Identify the imaginary part of the number. This involves recognizing that the square root of a negative number is imaginary. Therefore, \(\sqrt{-28}\) is imaginary. The imaginary number can be expressed in terms of i, where \(i^2 = -1\). Thus, \(\sqrt{-28}= \sqrt{28} * i\), as \(\sqrt{-1}=i\). Hence, \(\sqrt{-28}= 2\sqrt{7} * i\).

Begin by simplifying the numerical part of the fraction. This means adding \(-12\) to \(2\sqrt{7} * i\) which results in \(-12 + 2\sqrt{7} * i\).
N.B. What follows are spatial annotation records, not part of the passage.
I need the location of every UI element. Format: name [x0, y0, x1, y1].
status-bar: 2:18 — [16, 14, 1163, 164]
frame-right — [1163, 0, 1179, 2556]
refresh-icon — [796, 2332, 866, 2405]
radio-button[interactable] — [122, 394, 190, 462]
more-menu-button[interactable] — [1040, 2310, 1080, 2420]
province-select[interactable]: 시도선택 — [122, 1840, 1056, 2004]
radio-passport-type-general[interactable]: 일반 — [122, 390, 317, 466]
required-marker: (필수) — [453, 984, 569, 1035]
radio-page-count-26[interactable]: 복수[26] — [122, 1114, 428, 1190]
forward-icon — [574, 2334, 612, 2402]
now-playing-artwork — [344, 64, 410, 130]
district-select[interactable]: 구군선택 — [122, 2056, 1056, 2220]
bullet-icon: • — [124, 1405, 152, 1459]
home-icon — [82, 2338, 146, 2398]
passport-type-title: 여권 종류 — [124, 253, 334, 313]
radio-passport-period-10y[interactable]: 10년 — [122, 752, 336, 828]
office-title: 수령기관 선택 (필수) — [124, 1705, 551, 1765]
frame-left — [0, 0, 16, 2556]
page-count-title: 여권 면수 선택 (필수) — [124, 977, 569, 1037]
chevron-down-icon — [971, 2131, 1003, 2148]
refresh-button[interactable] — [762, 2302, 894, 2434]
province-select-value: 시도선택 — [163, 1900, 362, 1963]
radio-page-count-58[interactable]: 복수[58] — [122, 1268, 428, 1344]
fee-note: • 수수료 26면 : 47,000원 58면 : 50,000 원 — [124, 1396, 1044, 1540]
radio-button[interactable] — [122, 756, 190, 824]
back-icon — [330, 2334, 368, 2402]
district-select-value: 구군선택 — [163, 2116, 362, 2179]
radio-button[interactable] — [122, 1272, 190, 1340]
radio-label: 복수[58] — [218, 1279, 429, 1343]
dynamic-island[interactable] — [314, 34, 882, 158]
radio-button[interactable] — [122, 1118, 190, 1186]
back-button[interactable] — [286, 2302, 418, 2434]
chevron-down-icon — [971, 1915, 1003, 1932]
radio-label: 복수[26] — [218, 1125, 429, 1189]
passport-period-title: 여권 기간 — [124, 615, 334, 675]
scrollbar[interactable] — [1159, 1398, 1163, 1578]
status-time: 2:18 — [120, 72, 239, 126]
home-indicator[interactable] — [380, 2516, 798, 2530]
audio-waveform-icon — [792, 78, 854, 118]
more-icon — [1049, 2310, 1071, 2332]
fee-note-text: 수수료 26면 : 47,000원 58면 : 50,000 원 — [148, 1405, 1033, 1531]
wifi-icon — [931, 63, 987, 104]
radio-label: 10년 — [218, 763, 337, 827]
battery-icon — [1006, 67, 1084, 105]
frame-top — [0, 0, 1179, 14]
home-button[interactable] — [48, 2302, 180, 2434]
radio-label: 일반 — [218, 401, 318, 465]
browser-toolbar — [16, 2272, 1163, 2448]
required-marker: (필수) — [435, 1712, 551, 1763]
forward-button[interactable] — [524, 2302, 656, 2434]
Now, replace the denominator in the given expression. With the numerator as \(-12 + 2\sqrt{7} * i\) and the denominator as \(32\), the expression becomes \(\frac{-12 + 2\sqrt{7} * i}{32}\).

Divide each term in the numerator by the denominator: \(\frac{-12}{32} + \frac{2\sqrt{7} * i}{32}\). This simplifies to \(-\frac{3}{8} + \frac{\sqrt{7} * i}{16}\).
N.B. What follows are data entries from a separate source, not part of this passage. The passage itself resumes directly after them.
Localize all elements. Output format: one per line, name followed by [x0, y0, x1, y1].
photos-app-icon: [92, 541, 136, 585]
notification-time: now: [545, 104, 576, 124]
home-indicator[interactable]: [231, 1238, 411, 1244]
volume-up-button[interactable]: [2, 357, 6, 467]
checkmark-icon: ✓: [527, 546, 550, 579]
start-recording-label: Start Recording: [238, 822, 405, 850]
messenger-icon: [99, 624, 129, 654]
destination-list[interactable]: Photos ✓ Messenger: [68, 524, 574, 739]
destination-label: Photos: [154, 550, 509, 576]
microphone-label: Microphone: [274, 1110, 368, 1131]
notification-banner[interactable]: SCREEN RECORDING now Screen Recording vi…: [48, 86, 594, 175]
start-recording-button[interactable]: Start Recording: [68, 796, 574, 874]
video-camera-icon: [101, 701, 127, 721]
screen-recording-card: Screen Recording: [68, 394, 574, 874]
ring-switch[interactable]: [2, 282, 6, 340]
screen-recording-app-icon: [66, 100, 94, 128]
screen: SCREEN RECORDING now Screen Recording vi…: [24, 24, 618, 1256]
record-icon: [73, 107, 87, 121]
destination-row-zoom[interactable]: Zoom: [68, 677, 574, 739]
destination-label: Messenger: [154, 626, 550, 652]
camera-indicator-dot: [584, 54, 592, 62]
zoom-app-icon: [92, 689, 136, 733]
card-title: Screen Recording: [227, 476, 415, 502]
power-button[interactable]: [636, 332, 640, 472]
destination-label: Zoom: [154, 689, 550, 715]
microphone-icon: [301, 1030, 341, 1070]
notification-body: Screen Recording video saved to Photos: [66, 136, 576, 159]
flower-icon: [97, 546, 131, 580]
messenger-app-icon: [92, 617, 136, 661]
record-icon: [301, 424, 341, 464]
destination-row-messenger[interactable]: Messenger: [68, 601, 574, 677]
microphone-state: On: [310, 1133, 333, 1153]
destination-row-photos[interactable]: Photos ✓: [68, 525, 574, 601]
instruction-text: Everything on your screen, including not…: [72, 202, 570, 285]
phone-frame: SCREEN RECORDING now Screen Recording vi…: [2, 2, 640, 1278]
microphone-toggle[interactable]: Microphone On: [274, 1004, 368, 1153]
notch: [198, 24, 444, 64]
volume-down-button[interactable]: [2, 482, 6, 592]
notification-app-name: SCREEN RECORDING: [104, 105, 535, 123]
The standard form of a complex number is \(a + bi\) where \(a\) is the real part and \(bi\) is the imaginary part. Substitute \(a\) with \(-\frac{3}{8}\) and \(b\) with \(\frac{\sqrt{7}}{16}\) which gives us \(-\frac{3}{8} + \frac{\sqrt{7}}{16}i\). This is the required standard form of the given expression.